SMALL CAP STOCKS

For eight years, between 1975 to 1982, these stocks had an average increase of 34.8% annually. Unbelievable- and that might be the problem. This surge was primarily responsible for most of the articles showing that small cap stocks have historically outproduced other large cap stocks over time- 12.6% vs 10.7% since 1926. (Large caps rose only 14.9%). But when you take out that surge, small caps have actually underperformed other markets. They have lagged the market since 1981, earning 14.4% versus 16.8% for the S&P 500. Yet in the 1990 though 1993, they returned no lower than 21%. In the same period, the S&P had only one double digit year in 1990 at 30.6%. But from then big stocks have outdistanced the S&P by an almost 3%. (23.1% vs 17.6%).

They also tend to be more volatile. When large caps declined in 1973 by 14.7%, small caps dropped 30.9%. In 1987, large caps dropped 21.5% but small caps went down 29.2%.

My use of small caps has taken a different bent during the last year due to these new reports, though they still do represent good diversification. However my primary focus might be in MINI cap stocks- the smallest of the small cap stocks. I think there is more opportunity there

SMALL CAP STOCKS (1997) Literally every article on investing focuses on the higher returns of small cap stocks. But a Professor Siegel of Wharton School said that the exceedingly high returns of small caps between 1974 and 1983 (35% annually) were an anomaly. Once those return were excluded, the returns for small caps actually were LOWER than large caps since 1926. Siegel noted that the returns for large cap stocks in the 80's were hurt by oil price increases, inflation and recession.

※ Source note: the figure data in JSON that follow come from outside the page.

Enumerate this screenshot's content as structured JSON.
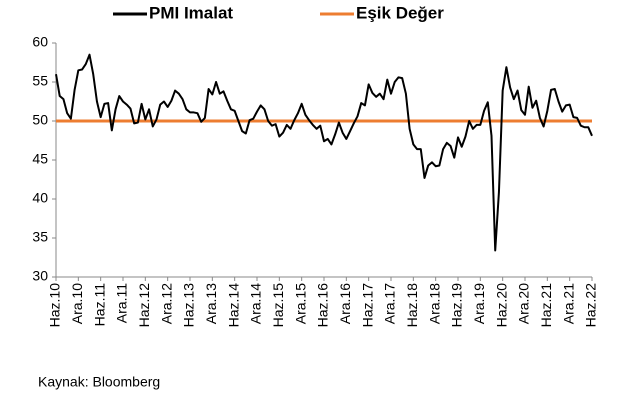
{
  "chart_data": {
    "type": "line",
    "categories": [
      "Haz.10",
      null,
      null,
      null,
      null,
      null,
      "Ara.10",
      null,
      null,
      null,
      null,
      null,
      "Haz.11",
      null,
      null,
      null,
      null,
      null,
      "Ara.11",
      null,
      null,
      null,
      null,
      null,
      "Haz.12",
      null,
      null,
      null,
      null,
      null,
      "Ara.12",
      null,
      null,
      null,
      null,
      null,
      "Haz.13",
      null,
      null,
      null,
      null,
      null,
      "Ara.13",
      null,
      null,
      null,
      null,
      null,
      "Haz.14",
      null,
      null,
      null,
      null,
      null,
      "Ara.14",
      null,
      null,
      null,
      null,
      null,
      "Haz.15",
      null,
      null,
      null,
      null,
      null,
      "Ara.15",
      null,
      null,
      null,
      null,
      null,
      "Haz.16",
      null,
      null,
      null,
      null,
      null,
      "Ara.16",
      null,
      null,
      null,
      null,
      null,
      "Haz.17",
      null,
      null,
      null,
      null,
      null,
      "Ara.17",
      null,
      null,
      null,
      null,
      null,
      "Haz.18",
      null,
      null,
      null,
      null,
      null,
      "Ara.18",
      null,
      null,
      null,
      null,
      null,
      "Haz.19",
      null,
      null,
      null,
      null,
      null,
      "Ara.19",
      null,
      null,
      null,
      null,
      null,
      "Haz.20",
      null,
      null,
      null,
      null,
      null,
      "Ara.20",
      null,
      null,
      null,
      null,
      null,
      "Haz.21",
      null,
      null,
      null,
      null,
      null,
      "Ara.21",
      null,
      null,
      null,
      null,
      null,
      "Haz.22"
    ],
    "series": [
      {
        "name": "PMI Imalat",
        "color": "#000000",
        "values": [
          56.0,
          53.2,
          52.8,
          51.0,
          50.3,
          54.0,
          56.5,
          56.6,
          57.3,
          58.5,
          56.0,
          52.5,
          50.5,
          52.2,
          52.3,
          48.8,
          51.5,
          53.2,
          52.5,
          52.1,
          51.6,
          49.7,
          49.8,
          52.2,
          50.2,
          51.5,
          49.3,
          50.2,
          52.1,
          52.5,
          51.8,
          52.6,
          53.9,
          53.5,
          52.8,
          51.5,
          51.1,
          51.1,
          51.0,
          49.9,
          50.4,
          54.1,
          53.4,
          55.0,
          53.5,
          53.8,
          52.6,
          51.5,
          51.3,
          50.0,
          48.7,
          48.4,
          50.1,
          50.3,
          51.2,
          52.0,
          51.5,
          50.0,
          49.4,
          49.6,
          48.0,
          48.5,
          49.5,
          49.0,
          50.1,
          51.0,
          52.2,
          50.8,
          50.1,
          49.5,
          49.0,
          49.4,
          47.4,
          47.7,
          47.0,
          48.3,
          49.8,
          48.5,
          47.7,
          48.7,
          49.7,
          50.6,
          52.3,
          52.0,
          54.7,
          53.6,
          53.1,
          53.5,
          52.8,
          55.3,
          53.5,
          55.0,
          55.6,
          55.5,
          53.5,
          49.0,
          47.0,
          46.4,
          46.4,
          42.7,
          44.3,
          44.7,
          44.2,
          44.3,
          46.4,
          47.2,
          46.8,
          45.3,
          47.9,
          46.7,
          48.0,
          50.0,
          49.0,
          49.5,
          49.5,
          51.3,
          52.4,
          48.1,
          33.4,
          40.9,
          53.9,
          56.9,
          54.3,
          52.8,
          53.9,
          51.4,
          50.8,
          54.4,
          51.7,
          52.6,
          50.4,
          49.3,
          51.3,
          54.0,
          54.1,
          52.5,
          51.2,
          52.0,
          52.1,
          50.5,
          50.4,
          49.4,
          49.2,
          49.2,
          48.1
        ]
      },
      {
        "name": "Eşik Değer",
        "color": "#ed7d31",
        "values": [
          50,
          50,
          50,
          50,
          50,
          50,
          50,
          50,
          50,
          50,
          50,
          50,
          50,
          50,
          50,
          50,
          50,
          50,
          50,
          50,
          50,
          50,
          50,
          50,
          50,
          50,
          50,
          50,
          50,
          50,
          50,
          50,
          50,
          50,
          50,
          50,
          50,
          50,
          50,
          50,
          50,
          50,
          50,
          50,
          50,
          50,
          50,
          50,
          50,
          50,
          50,
          50,
          50,
          50,
          50,
          50,
          50,
          50,
          50,
          50,
          50,
          50,
          50,
          50,
          50,
          50,
          50,
          50,
          50,
          50,
          50,
          50,
          50,
          50,
          50,
          50,
          50,
          50,
          50,
          50,
          50,
          50,
          50,
          50,
          50,
          50,
          50,
          50,
          50,
          50,
          50,
          50,
          50,
          50,
          50,
          50,
          50,
          50,
          50,
          50,
          50,
          50,
          50,
          50,
          50,
          50,
          50,
          50,
          50,
          50,
          50,
          50,
          50,
          50,
          50,
          50,
          50,
          50,
          50,
          50,
          50,
          50,
          50,
          50,
          50,
          50,
          50,
          50,
          50,
          50,
          50,
          50,
          50,
          50,
          50,
          50,
          50,
          50,
          50,
          50,
          50,
          50,
          50,
          50,
          50
        ]
      }
    ],
    "ylim": [
      30,
      60
    ],
    "yticks": [
      30,
      35,
      40,
      45,
      50,
      55,
      60
    ],
    "legend": "top",
    "source": "Kaynak: Bloomberg"
  }
}
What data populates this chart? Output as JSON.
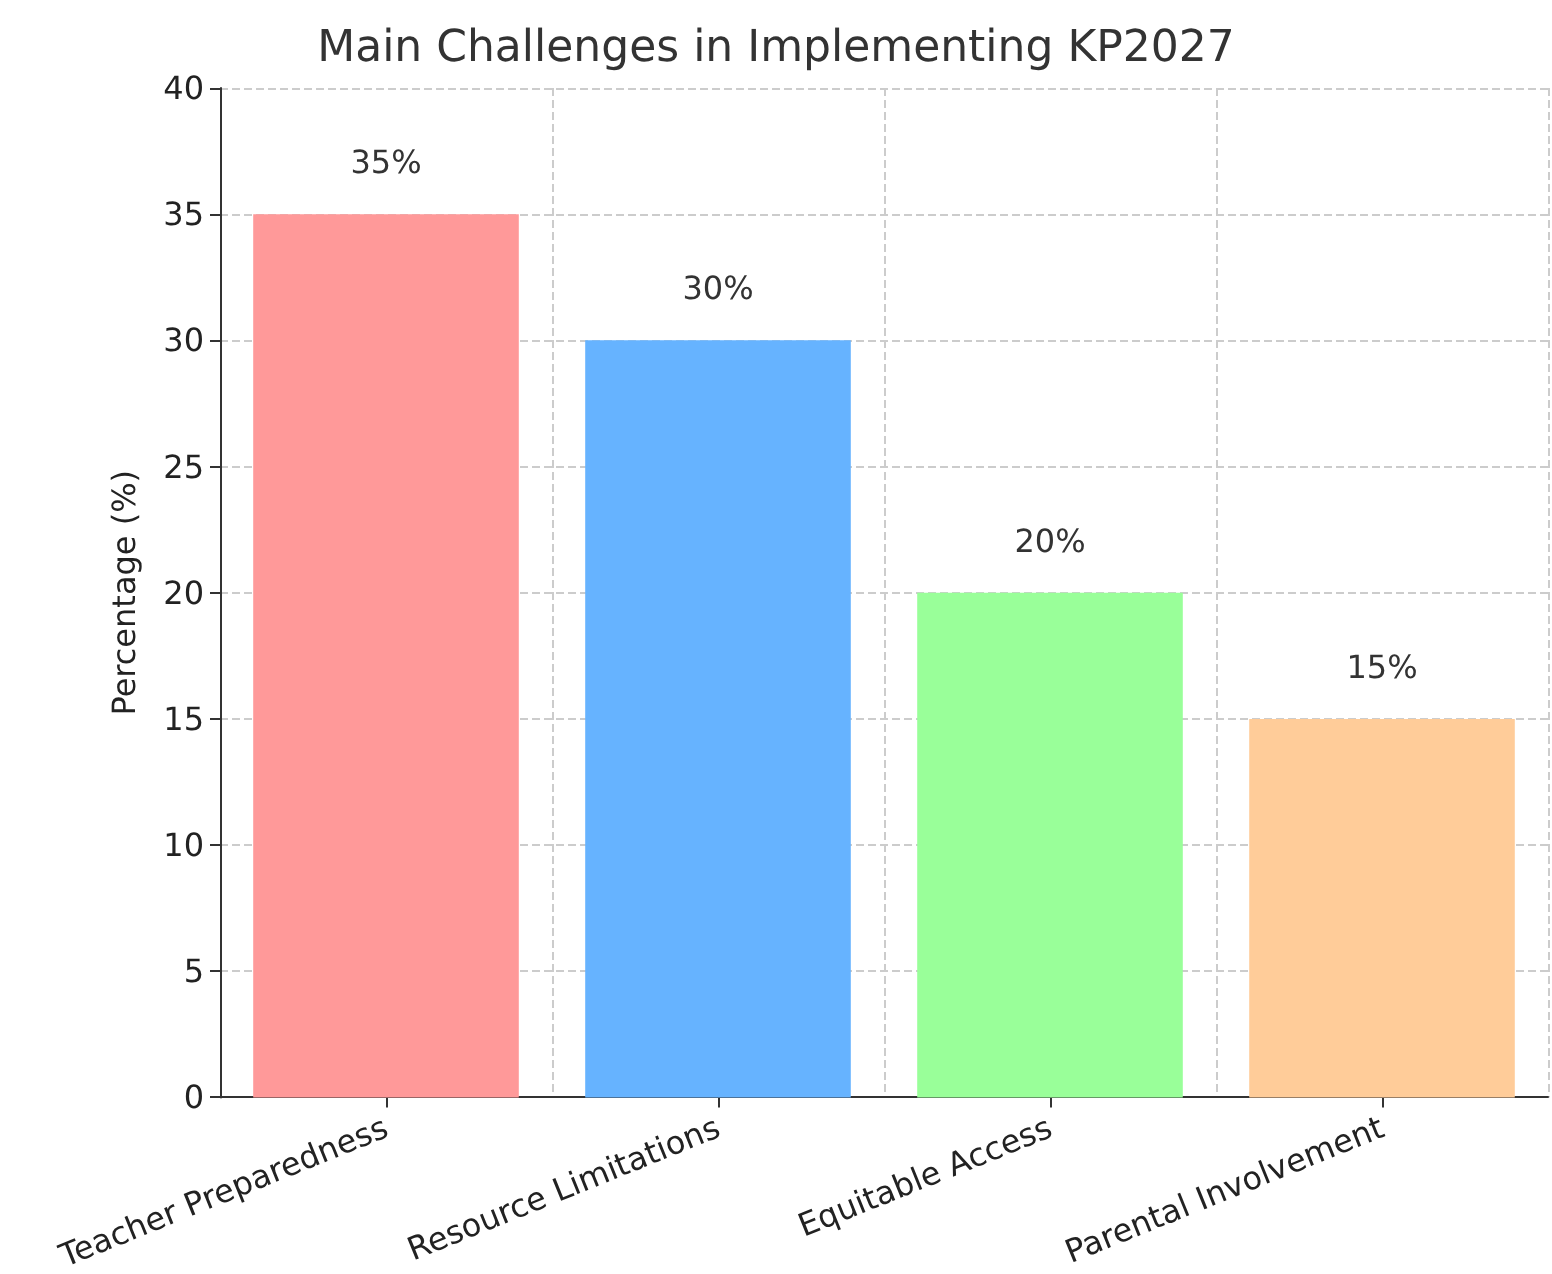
{
  "chart_data": {
    "type": "bar",
    "title": "Main Challenges in Implementing KP2027",
    "ylabel": "Percentage (%)",
    "categories": [
      "Teacher Preparedness",
      "Resource Limitations",
      "Equitable Access",
      "Parental Involvement"
    ],
    "values": [
      35,
      30,
      20,
      15
    ],
    "colors": [
      "#ff9999",
      "#66b3ff",
      "#99ff99",
      "#ffcc99"
    ],
    "value_labels": [
      "35%",
      "30%",
      "20%",
      "15%"
    ],
    "ylim": [
      0,
      40
    ],
    "yticks": [
      0,
      5,
      10,
      15,
      20,
      25,
      30,
      35,
      40
    ],
    "grid": true
  }
}
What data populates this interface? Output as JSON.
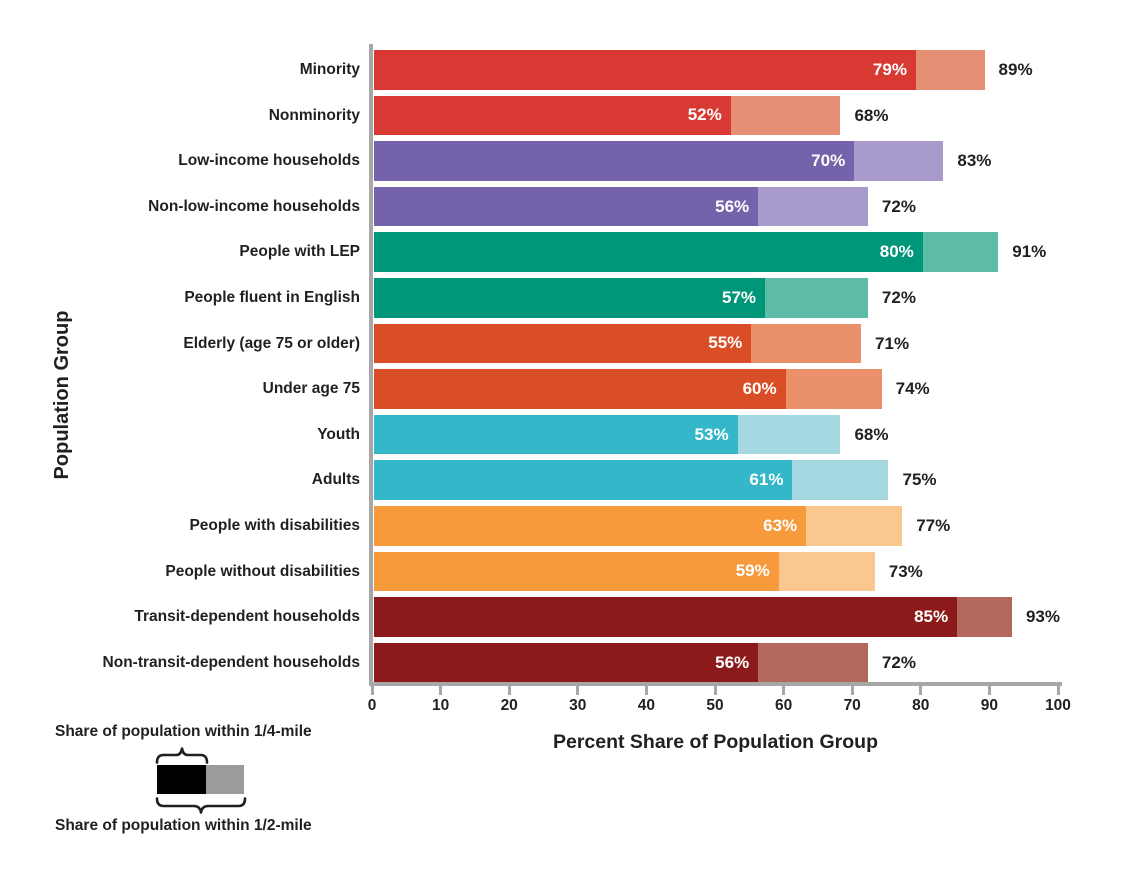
{
  "chart_data": {
    "type": "bar",
    "orientation": "horizontal",
    "xlabel": "Percent Share of Population Group",
    "ylabel": "Population Group",
    "xlim": [
      0,
      100
    ],
    "xticks": [
      0,
      10,
      20,
      30,
      40,
      50,
      60,
      70,
      80,
      90,
      100
    ],
    "grid": false,
    "value_suffix": "%",
    "series": [
      {
        "name": "Share of population within 1/4-mile",
        "key": "quarter"
      },
      {
        "name": "Share of population within 1/2-mile",
        "key": "half"
      }
    ],
    "rows": [
      {
        "label": "Minority",
        "quarter": 79,
        "half": 89,
        "dark": "#D83932",
        "light": "#E78F75"
      },
      {
        "label": "Nonminority",
        "quarter": 52,
        "half": 68,
        "dark": "#D83932",
        "light": "#E78F75"
      },
      {
        "label": "Low-income households",
        "quarter": 70,
        "half": 83,
        "dark": "#7462AA",
        "light": "#A99ACC"
      },
      {
        "label": "Non-low-income households",
        "quarter": 56,
        "half": 72,
        "dark": "#7462AA",
        "light": "#A99ACC"
      },
      {
        "label": "People with LEP",
        "quarter": 80,
        "half": 91,
        "dark": "#009679",
        "light": "#5CBCA5"
      },
      {
        "label": "People fluent in English",
        "quarter": 57,
        "half": 72,
        "dark": "#009679",
        "light": "#5CBCA5"
      },
      {
        "label": "Elderly (age 75 or older)",
        "quarter": 55,
        "half": 71,
        "dark": "#D94E26",
        "light": "#EA906B"
      },
      {
        "label": "Under age 75",
        "quarter": 60,
        "half": 74,
        "dark": "#D94E26",
        "light": "#EA906B"
      },
      {
        "label": "Youth",
        "quarter": 53,
        "half": 68,
        "dark": "#34B8C9",
        "light": "#A5D8E0"
      },
      {
        "label": "Adults",
        "quarter": 61,
        "half": 75,
        "dark": "#34B8C9",
        "light": "#A5D8E0"
      },
      {
        "label": "People with disabilities",
        "quarter": 63,
        "half": 77,
        "dark": "#F79A3B",
        "light": "#FAC88E"
      },
      {
        "label": "People without disabilities",
        "quarter": 59,
        "half": 73,
        "dark": "#F79A3B",
        "light": "#FAC88E"
      },
      {
        "label": "Transit-dependent households",
        "quarter": 85,
        "half": 93,
        "dark": "#8D1A1B",
        "light": "#B2685B"
      },
      {
        "label": "Non-transit-dependent households",
        "quarter": 56,
        "half": 72,
        "dark": "#8D1A1B",
        "light": "#B2685B"
      }
    ],
    "axis_color": "#A7A7A7",
    "text_color": "#231F20"
  },
  "legend": {
    "quarter_mile_label": "Share of population within 1/4-mile",
    "half_mile_label": "Share of population within 1/2-mile",
    "swatch_dark_color": "#000000",
    "swatch_light_color": "#9B9B9B"
  }
}
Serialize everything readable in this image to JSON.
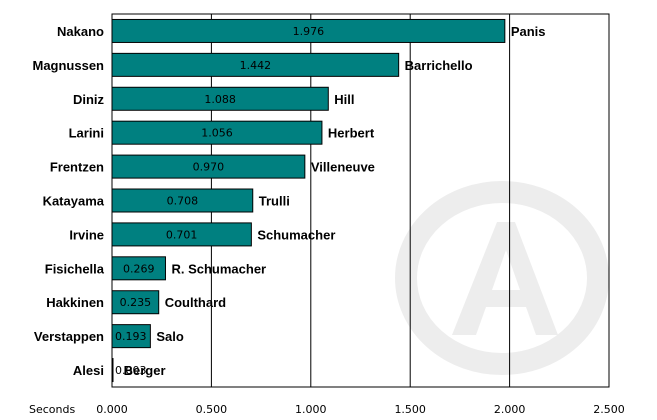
{
  "chart_data": {
    "type": "bar",
    "orientation": "horizontal",
    "categories": [
      "Nakano",
      "Magnussen",
      "Diniz",
      "Larini",
      "Frentzen",
      "Katayama",
      "Irvine",
      "Fisichella",
      "Hakkinen",
      "Verstappen",
      "Alesi"
    ],
    "values": [
      1.976,
      1.442,
      1.088,
      1.056,
      0.97,
      0.708,
      0.701,
      0.269,
      0.235,
      0.193,
      0.003
    ],
    "value_labels": [
      "1.976",
      "1.442",
      "1.088",
      "1.056",
      "0.970",
      "0.708",
      "0.701",
      "0.269",
      "0.235",
      "0.193",
      "0.003"
    ],
    "bar_end_labels": [
      "Panis",
      "Barrichello",
      "Hill",
      "Herbert",
      "Villeneuve",
      "Trulli",
      "Schumacher",
      "R. Schumacher",
      "Coulthard",
      "Salo",
      "Berger"
    ],
    "xlabel": "Seconds",
    "xlim": [
      0,
      2.5
    ],
    "xticks": [
      "0.000",
      "0.500",
      "1.000",
      "1.500",
      "2.000",
      "2.500"
    ],
    "grid": "vertical",
    "bar_color": "#008080",
    "watermark_color": "#e8e8e8"
  }
}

SMALL CAP ILLIQUIDITY: 1998 (Michael Brush) Many smaller stocks are sold on NASDAQ-National Association of Security Dealers Automatic Quotation system. It essentially is a computer listing of bid and asked prices by firms called market makers. A firm making a market in a stock must agree to buy and sell a certain amount of shares at the price they quote. But they are not forced into any transaction beyond the shares they indicate-say several thousand. Therefore, if selling pressure gets too great, the price too low, whatever, they can simply walk away and buyers/sellers are then forced into uncompetitive transactions. The issue became a significant problem after 1996 when the SEC imposed rules to keep the bid and asked prices narrower. This obviously reduced profits- which therefore reduced the number of market makers per stock. As a result, the market for the stocks is, according to one analyst, "very thin and illiquid. The market makers are not supporting the small stocks. The result is that prices can plunge when a large investor-say a mutual fund-tries to sell even a relatively small position in a stock."

NASDAQ currently has 5,487 stock listings.

CONTRARIAN INVESTING AND SMALL CAP STOCKS: (1999) (NY Times) " Consider the performance of the Dimensional Fund Advisors 9-10 Small Co. fund, the index fund that most closely follows the methodology of the academic studies. It invests in the 20 percent of New York Stock Exchange stocks with the smallest market capitalizations, as well as companies of similar size on the American Stock Exchange and NASDAQ; such companies, on average, are much smaller than those in the typical small-cap fund. DFA 9-10 Small Co. produced a 10.7 percent annualized return over the last 15 years, through Nov. 30, according to Lipper Inc., versus 17.2 percent for the Vanguard Index 500, which tracks the Standard & Poor's 500-stock index, a large-cap benchmark."

The Times article also noted that the costs of trading small caps was far greater than large cap stocks. A Wharton professor  "found that total trading costs for the buying and selling of the smallest stocks were sometimes more than 7 percent. For the largest stocks, by contrast, they were about one-half of 1 percent."

They also related to the Gompers and Metrick study noted herein-"the increasing institutional dominance of the market has led to enormous stock market share being shifted from small caps into large caps.

DELISTING: (1999) This is why the returns on small cap stocks are not necessarily valid. The companies may simply not be there to be counted. How's that?? In October 1998, 564 companies had already been delisted from the Nasdaq market that year because their price drooped under $1.00 per share. In an attempt to boost the quality of its issuers, stocks that fall under $1 for 30 days or more are subject to delisting. At the beginning of 1998, about 226 Nasdaq stocks, or 4.1% of the 5,500 on the market, were under $1. Now about 600 Nasdaq stocks, or 10% of the total market, trade under $1. "That's more than the annual totals in many years and is on track to eventually eclipse last year's total of 717 deletions and the record of 719 in 1988."